Retour à New York après une décennie en Europe : le parcours d’une expatriée américaine
Après avoir vécu plus de dix ans en Europe, Liz Humphreys partage son expérience unique et les défis rencontrés durant son séjour. Prise entre l’attrait d’une vie à l’étranger et la lutte pour s’intégrer, elle exprime sa satisfaction d’être de retour à New York.

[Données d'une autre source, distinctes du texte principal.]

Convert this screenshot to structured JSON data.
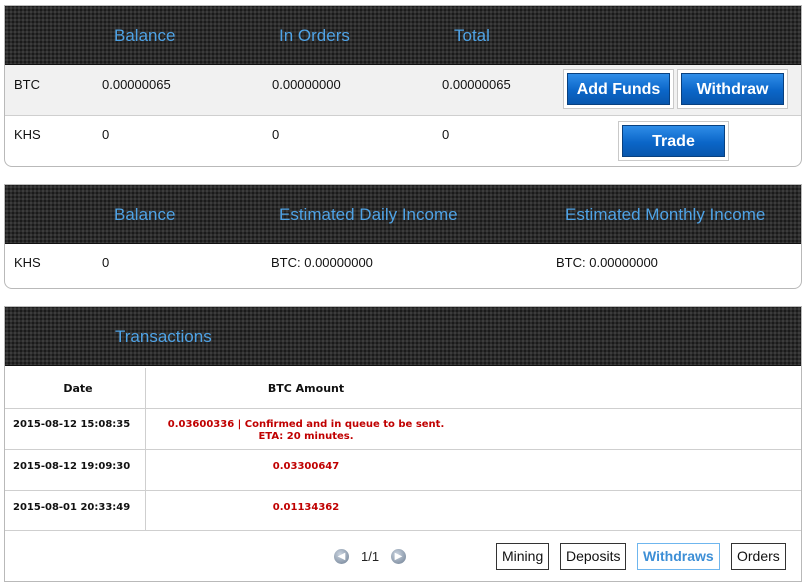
{
  "balances": {
    "headers": {
      "balance": "Balance",
      "in_orders": "In Orders",
      "total": "Total"
    },
    "rows": [
      {
        "currency": "BTC",
        "balance": "0.00000065",
        "in_orders": "0.00000000",
        "total": "0.00000065"
      },
      {
        "currency": "KHS",
        "balance": "0",
        "in_orders": "0",
        "total": "0"
      }
    ],
    "add_funds_label": "Add Funds",
    "withdraw_label": "Withdraw",
    "trade_label": "Trade"
  },
  "income": {
    "headers": {
      "balance": "Balance",
      "daily": "Estimated Daily Income",
      "monthly": "Estimated Monthly Income"
    },
    "row": {
      "currency": "KHS",
      "balance": "0",
      "daily": "BTC: 0.00000000",
      "monthly": "BTC: 0.00000000"
    }
  },
  "transactions": {
    "title": "Transactions",
    "columns": {
      "date": "Date",
      "amount": "BTC Amount"
    },
    "rows": [
      {
        "date": "2015-08-12 15:08:35",
        "amount": "0.03600336 | Confirmed and in queue to be sent.",
        "note": "ETA: 20 minutes."
      },
      {
        "date": "2015-08-12 19:09:30",
        "amount": "0.03300647"
      },
      {
        "date": "2015-08-01 20:33:49",
        "amount": "0.01134362"
      }
    ],
    "pagination": {
      "page": "1/1",
      "prev_icon": "prev-arrow-icon",
      "next_icon": "next-arrow-icon"
    },
    "filters": {
      "mining": "Mining",
      "deposits": "Deposits",
      "withdraws": "Withdraws",
      "orders": "Orders"
    },
    "active_filter": "Withdraws"
  },
  "colors": {
    "header_text": "#4fa3e6",
    "amount_red": "#c00000",
    "button_blue": "#0b66c8"
  }
}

Des débuts prometteurs mais difficiles
Vivre à Amsterdam était initialement plein d’opportunités. « Pour moins que le prix de notre hypothèque Brooklyn, nous avons pu nous permettre une maison de canal meublée entière sur le Prinsengracht ! » se remémore-t-elle. Malheureusement, très vite, des problèmes sont survenus : Liz a perdu son emploi dans un contexte où elle tentait déjà difficilement de s’intégrer. Même si beaucoup parlent anglais aux Pays-Bas, la nature brute des échanges interpersonnels lui a compliqué la tâche pour se faire des amis proches.
Ainsi commence leur odyssée européenne qui devait durer initialement deux ans, mais qui se prolongea bien plus longtemps. Après Amsterdam, ils déménagèrent également à Londres puis Berlin.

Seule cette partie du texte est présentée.